Mr. Luse explained that stock conversions using a state savings bank charters have much in their favor. "There is regulatory flexibility, which means that you have more flexibility in structuring the transaction and setting insider purchase limits," he said.
Exams Cost Less
The company can also save money on regulators' examination and assessment fees, Mr. Luse said. "If you flip over to a savings bank [charter], the OTS is no longer your regulator, and therefore you don't pay the OTS assessments," he said. "For the companies that are $250 million or more [in assets], the differences can be fairly significant."
In addition, state-regulated thrifts have greater flexibility to decide what the company is worth when selling stock for the first time. "There is a perception that the appraisal at the federal level is going to be a tougher appraisal," Mr. Luse said.
If the company's value is set too high in an initial public offering, not all of the shares may be sold. But if the company is undervalued in the appraisal, it won't get the full benefit from the sale of its stock, and initial stockholders will realize quick gains as the stock price shoots up.
Privately, investment bankers and financial advisers familiar with the trend of mutual thrifts changing their charters to state savings banks before selling stock said the state rules attracted managements that were motivated primarily by profits.
They said the state deals were known for the more liberal appraisal rules and for allotting management the right to buy more stock.
But half a dozen of those advisers refused to talk publicly about the trend, because, they said, they did not want to hurt the lucrative business they had built around such deals.
In Guaranty's case, appraisers set the book value of the company before the conversion at $16.6 million. The thrift, which has $375 million in assets, had $19.8 million in capital before it sold stock, and now has $26.8 million in capital.

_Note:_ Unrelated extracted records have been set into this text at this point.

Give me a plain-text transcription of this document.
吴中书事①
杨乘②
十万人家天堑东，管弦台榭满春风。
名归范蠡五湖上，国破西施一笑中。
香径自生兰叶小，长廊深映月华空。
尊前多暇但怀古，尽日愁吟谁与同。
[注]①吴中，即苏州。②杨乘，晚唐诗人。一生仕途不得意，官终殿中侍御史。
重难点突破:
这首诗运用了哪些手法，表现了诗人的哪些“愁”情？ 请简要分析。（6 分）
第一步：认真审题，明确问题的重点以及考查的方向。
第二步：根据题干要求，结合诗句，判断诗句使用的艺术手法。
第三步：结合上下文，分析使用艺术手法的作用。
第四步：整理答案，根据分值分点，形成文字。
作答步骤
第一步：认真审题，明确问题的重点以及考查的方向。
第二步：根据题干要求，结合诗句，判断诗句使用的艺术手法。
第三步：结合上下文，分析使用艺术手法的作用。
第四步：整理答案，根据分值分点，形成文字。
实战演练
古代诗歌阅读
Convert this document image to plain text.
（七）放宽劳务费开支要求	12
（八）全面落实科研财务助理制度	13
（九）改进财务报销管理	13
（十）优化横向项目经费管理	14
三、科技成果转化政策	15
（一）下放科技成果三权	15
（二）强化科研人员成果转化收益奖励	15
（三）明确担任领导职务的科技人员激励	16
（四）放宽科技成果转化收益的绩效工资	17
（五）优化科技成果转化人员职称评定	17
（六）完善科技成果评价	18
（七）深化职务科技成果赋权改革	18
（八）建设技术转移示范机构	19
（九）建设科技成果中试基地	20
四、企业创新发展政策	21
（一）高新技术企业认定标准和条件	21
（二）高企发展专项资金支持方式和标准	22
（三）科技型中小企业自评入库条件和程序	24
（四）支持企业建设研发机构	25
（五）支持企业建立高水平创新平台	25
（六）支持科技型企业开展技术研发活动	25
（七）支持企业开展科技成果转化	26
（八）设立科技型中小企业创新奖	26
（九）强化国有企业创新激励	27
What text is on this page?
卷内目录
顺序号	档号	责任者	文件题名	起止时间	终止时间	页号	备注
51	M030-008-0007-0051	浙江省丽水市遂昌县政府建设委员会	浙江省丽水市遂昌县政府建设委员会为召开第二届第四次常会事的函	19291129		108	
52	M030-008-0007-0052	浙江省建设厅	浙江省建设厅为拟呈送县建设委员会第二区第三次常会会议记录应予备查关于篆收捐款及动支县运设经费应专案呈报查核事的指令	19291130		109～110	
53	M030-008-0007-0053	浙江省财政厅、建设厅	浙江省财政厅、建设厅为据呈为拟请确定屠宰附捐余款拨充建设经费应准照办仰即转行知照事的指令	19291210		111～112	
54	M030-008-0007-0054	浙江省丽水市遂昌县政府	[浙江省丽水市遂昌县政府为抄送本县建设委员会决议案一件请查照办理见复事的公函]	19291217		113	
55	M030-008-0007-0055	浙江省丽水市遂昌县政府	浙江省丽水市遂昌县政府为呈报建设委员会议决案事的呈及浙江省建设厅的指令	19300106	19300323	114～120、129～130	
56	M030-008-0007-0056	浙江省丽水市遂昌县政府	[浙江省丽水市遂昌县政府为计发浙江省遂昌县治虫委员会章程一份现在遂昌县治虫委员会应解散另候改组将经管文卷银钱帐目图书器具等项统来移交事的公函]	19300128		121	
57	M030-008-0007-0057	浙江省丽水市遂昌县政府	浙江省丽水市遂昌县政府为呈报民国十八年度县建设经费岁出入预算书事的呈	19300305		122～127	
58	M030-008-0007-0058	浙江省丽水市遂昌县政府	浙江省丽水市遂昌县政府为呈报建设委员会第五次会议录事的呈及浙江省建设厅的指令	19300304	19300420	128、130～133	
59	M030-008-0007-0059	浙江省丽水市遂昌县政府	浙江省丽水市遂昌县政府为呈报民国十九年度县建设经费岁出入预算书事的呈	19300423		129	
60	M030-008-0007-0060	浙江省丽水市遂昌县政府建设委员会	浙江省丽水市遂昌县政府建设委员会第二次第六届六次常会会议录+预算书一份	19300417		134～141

Executives of the company and its subsidiaries who bought stock include Guaranty's chief executive Gerald J. Levy, who was a chairman of the now disbanded United States League of Savings Institutions. Mr. Levy, who has worked at Guaranty for more than 30 years, defended the large management purchases allowed in the stock sale. "I just wanted to buy a piece of my company that I helped create," Mr. Levy said. "It's what America is about."
He said two other family members bought Guaranty stock in the deal: his son, Douglas S. Levy, who is the thrift's president, and his daughter, Jill Belconis, the president of one of the company's two mortgage subsidiaries.
But some don't see it quite that way. "This is the classic case of an S&L insider getting away with murder at the expense of consumers, and everybody in this town knows who Jerry Levy is." said the Consumer Federation's Mr. Lewis.
Mr. Levy was chairman of the U.S. League from November 1985 to November 1986.